Она уже сняла упаковку и прочла. Это были избранные места из знаменитой оперы Глюка восемнадцатого века «Орфей и Эвридика».
– Никогда не слышала, – призналась Сильвия.
– Там есть ария, которая считается самым проникновенным выражением в музыке любовного томления.
Она протянула мне магнитофон.
– Найди мне этот фрагмент.
Я надел наушники и, быстро отыскав нужное место, вернул Сильвии кассетник. Она закрыла глаза и стала слушать арию Орфея «Как мне жить без Эвридики?» «Che faro senza Euridice?»
Где-то в середине арии она схватила меня за руку и с жаром произнесла:
– Мэтью, che faro senza te? Как мне жить без тебя?
Я наклонился и поцеловал ее. Долго. Медленно. Страстно.
Внезапно самолет взревел, оторвался от земли и взмыл в ночное небо.
Я наивно полагал, что полет даст нам хоть небольшую передышку от зловещих поучений со стороны нашего предводителя. Но я недооценил его чувство ответственности.
Как только начали разносить еду, в динамиках зазвучал знакомый голос:
– Говорит доктор Пелетье. Хотел бы напомнить всем пассажирам – а особенно членам моей группы – о необходимости принять профилактические таблетки от малярии. Спасибо. Приятного аппетита.
В Асмэру мы прибыли в час ночи.

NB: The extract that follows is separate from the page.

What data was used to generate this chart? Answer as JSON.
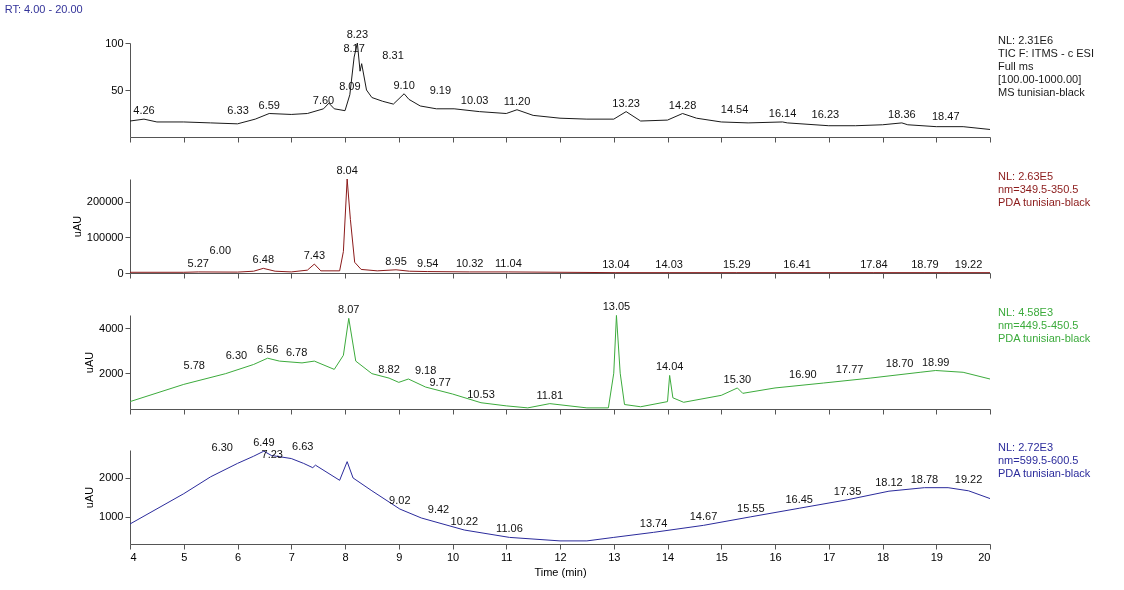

От возбуждения сна у нас не было ни в одном глазу.
Живо вспоминаю свои первые впечатления от Черной Африки. Именно такая она и была – черная. Едва самолет сел, как немедленно погасили сигнальные огни на посадочной полосе, и весь аэропорт превратился в большую черную дыру с отдельными светлыми пятнами в виде белков глаз и зубов. Зрелище, надо сказать, было жутковатое.

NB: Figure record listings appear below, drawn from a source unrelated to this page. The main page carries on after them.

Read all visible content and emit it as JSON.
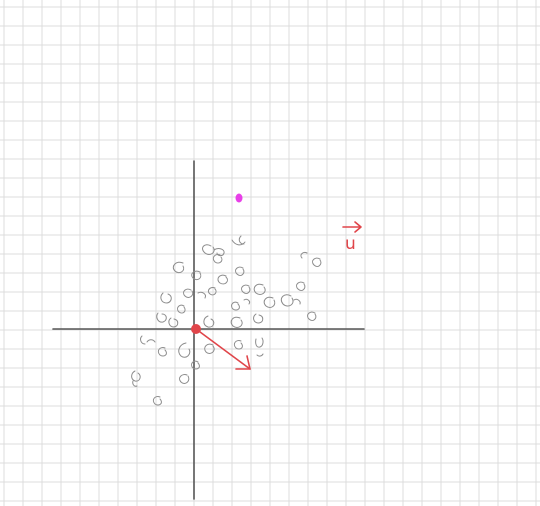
{
  "diagram": {
    "vector_label": "u",
    "colors": {
      "background": "#ffffff",
      "grid": "#dcdcdc",
      "axes": "#555555",
      "scribbles": "#8c8c8c",
      "vector": "#e0454a",
      "origin_point": "#e0454a",
      "highlight_point": "#e83fe8"
    }
  }
}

Таможня в аэропорту была чисто символической, и мы очень быстро загрузились в душный микроавтобус. Следом три допотопных грузовика везли наш скарб и оборудование. Обоз почти два часа трясся по ухабам, и Сильвия уснула у меня на плече.
Наконец мы добрались до Ади-Шумы. Нашему взору предстали дряхлые хибары под жестяными крышами, которые на обозримое время должны были стать нашим домом.
Пока африканцы разгружали багаж, Франсуа отозвал меня в сторонку.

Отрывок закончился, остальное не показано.